The Palisades has long been considered one of those idyllic places that nobody wants to leave. Similarly, Altadena was considered a bucolic haven with old-growth trees, a well-established Black community, and artists and musicians who were priced out of Silver Lake years ago. But not everybody can buy their way out of this nightmare. Nancy McSween, a Compass real estate agent who’s lived in Altadena since 1978, says some people are leaving because they paid off their mortgages, then let their fire insurance lapse.
Still others discovered that their insurance wouldn’t be renewed not long before the fires broke out. Some people who lost their coverage were reinsured via the state’s Fair Access to Insurance Requirements (FAIR) plan, which provides modest fire coverage to high-risk homes that insurance companies will no longer touch. Senator Alex Padilla recently said the plan had about $377 million to pay claims as of January 10, but Verisk, a global data analytics company, estimates that the fires have caused between $28 billion and $35 billion in property damage. A recent study of the December 2021 Marshall fire in Colorado suggests that many more people will soon discover that they’re underinsured and might not have enough money to build a new home.

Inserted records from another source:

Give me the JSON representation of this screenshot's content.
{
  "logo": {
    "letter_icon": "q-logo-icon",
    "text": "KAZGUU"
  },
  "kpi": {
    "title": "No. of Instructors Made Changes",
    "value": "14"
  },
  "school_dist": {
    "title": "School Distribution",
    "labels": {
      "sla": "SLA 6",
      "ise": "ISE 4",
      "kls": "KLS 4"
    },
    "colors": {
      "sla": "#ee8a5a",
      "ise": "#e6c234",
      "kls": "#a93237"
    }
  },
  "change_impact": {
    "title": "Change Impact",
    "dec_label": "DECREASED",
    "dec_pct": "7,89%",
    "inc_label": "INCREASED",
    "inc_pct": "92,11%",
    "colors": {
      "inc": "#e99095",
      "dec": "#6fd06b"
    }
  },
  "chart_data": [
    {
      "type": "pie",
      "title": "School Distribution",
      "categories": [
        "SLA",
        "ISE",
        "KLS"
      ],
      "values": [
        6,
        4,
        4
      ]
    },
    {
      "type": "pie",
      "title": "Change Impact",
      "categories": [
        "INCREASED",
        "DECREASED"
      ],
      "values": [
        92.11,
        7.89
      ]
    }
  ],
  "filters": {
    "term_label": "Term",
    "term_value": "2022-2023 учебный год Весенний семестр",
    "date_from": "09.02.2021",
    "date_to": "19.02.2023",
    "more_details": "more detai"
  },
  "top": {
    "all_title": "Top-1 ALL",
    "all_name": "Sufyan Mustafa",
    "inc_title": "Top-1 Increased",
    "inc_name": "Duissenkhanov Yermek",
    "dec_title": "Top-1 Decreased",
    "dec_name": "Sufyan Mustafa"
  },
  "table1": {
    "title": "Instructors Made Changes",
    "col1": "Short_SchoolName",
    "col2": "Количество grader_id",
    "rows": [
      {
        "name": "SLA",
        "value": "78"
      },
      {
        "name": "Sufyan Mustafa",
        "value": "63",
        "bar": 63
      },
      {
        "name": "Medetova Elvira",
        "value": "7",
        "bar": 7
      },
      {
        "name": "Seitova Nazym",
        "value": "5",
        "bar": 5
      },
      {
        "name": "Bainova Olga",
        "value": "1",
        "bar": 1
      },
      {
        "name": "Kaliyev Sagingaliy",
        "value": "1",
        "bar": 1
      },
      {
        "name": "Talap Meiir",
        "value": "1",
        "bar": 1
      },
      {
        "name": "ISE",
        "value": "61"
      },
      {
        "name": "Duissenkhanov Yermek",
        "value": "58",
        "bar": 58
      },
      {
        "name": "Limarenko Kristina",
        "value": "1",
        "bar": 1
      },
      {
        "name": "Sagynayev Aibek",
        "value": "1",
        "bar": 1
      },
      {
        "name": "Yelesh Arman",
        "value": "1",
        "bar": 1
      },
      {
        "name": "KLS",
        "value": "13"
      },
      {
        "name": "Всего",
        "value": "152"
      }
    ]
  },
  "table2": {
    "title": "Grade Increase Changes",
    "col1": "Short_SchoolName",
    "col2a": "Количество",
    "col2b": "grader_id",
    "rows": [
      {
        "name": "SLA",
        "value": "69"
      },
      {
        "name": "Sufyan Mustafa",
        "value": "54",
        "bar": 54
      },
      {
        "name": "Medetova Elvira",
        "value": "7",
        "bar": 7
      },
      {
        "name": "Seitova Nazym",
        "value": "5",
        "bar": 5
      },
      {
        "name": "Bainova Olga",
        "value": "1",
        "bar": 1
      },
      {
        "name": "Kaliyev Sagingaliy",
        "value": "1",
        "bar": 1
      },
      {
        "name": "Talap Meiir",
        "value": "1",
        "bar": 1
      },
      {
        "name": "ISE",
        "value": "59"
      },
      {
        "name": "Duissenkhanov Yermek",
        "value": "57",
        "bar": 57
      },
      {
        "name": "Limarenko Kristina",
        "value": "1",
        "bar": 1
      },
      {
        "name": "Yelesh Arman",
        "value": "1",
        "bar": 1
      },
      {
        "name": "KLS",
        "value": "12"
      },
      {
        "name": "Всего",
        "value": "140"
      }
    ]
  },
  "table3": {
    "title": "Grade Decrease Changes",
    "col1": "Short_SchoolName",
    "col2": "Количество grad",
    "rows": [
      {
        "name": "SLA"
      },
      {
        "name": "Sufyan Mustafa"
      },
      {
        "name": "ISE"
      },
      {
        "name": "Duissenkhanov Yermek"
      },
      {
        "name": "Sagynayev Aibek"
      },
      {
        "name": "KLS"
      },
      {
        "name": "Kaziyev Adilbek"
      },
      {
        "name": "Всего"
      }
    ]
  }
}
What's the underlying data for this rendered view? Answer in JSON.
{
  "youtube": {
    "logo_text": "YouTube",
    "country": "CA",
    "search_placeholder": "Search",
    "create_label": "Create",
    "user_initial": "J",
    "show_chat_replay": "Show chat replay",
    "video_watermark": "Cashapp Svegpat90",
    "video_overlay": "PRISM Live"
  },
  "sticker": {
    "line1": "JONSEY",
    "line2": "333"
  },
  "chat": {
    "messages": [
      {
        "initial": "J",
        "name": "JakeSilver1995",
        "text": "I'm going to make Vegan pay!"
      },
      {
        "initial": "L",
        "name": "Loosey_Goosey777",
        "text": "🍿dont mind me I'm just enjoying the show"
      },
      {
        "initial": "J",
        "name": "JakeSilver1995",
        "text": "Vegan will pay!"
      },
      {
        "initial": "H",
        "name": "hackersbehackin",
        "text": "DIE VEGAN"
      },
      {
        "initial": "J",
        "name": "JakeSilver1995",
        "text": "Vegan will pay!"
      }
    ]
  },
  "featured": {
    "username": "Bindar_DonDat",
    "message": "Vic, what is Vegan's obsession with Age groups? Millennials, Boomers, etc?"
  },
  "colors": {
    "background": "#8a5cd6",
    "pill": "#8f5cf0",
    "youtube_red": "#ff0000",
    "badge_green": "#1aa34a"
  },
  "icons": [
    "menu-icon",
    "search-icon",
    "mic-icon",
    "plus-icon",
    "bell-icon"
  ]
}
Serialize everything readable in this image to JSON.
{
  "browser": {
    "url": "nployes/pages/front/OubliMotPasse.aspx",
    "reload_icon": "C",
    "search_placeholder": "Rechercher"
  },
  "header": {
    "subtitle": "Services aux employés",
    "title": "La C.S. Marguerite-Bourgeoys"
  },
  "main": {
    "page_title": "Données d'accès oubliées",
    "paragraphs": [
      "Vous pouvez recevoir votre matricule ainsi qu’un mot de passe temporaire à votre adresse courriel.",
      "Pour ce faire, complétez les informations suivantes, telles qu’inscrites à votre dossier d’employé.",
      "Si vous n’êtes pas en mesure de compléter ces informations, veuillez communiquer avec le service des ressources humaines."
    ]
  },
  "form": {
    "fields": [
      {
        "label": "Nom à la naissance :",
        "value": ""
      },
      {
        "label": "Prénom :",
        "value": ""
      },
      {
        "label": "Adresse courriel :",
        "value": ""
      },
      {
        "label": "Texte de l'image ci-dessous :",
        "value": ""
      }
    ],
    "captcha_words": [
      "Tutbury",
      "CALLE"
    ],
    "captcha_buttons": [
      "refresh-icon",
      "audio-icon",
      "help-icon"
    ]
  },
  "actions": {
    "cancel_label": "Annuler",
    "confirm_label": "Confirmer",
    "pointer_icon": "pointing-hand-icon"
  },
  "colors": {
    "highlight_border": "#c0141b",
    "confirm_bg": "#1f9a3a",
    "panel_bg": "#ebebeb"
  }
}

Leasing a place while you rebuild your decimated home, buying a new one, or just leaving town altogether—it all feels like defeat to one screenwriter whose family moved out of Malibu after being evacuated during the 2018’s Woolsey Fire. They resettled in the Palisades, which seemed safer, only for their Palisades home to burn down, while the Malibu house remains standing. “For me, the Palisades has basically been nuked,” he says. “If we rebuild, what will it be at the end of it? Is it going to be like Pottersville? Because I think there’s something symbolically resonant about Rick Caruso’s mall being [one of the only things] that survived.” Caruso reportedly hired private firefighters to save his luxury shopping center, Palisades Village, but as one real estate agent observes, “I don’t think a lot of people are going to be rushing in to buy Chanel right now.” (VF has reached out to Caruso’s company for comment.)
The screenwriter is looking at new houses, but when he sees one for sale in the canyons, which serve as fire super-funnels? “I think, Fuck that.” He might move his family to Calabasas, which would be close to where his kids’ schools have temporarily relocated, but, he says, “I’m probably too snooty to live in the valley.”
He might not have a choice. Nobody seems to know how nearly 13,000 homes are going to be rebuilt in anything like a timely fashion, or how fire victims will be relocated in a city, which already has a homeless population of more than 75,000. One agent says he heard a rumor that a large bank is planning to offer interest-free home loans to fire victims. Others say the government is going to have to get involved. Perhaps that’s why Newsom, whom Donald Trump has called “Newscum” on social media, gave the newly elected president a hug when he arrived to tour the damage last week. Said Trump to Newsom, “It’s like you got hit by a bomb.”
“Honey, it’s really hard,” says Wilder, who adds that the community has come together and been exceedingly generous to one another. “I’ve sent 30 pairs of Uggs so far to my real estate friends and clients and anybody that I meet who’s lost their home. Uggs are my love language right now.” Wilder is worried that some fire victims are making big real estate decisions while they’re still in shock, which is not to say that she blames them. “The heartbreak is that it’s really hard to find like-for-like. Clients tell me what they want and I say, ‘You lived in utopia. I can’t find that.’ Not an easy thing to say to people who are traumatized.”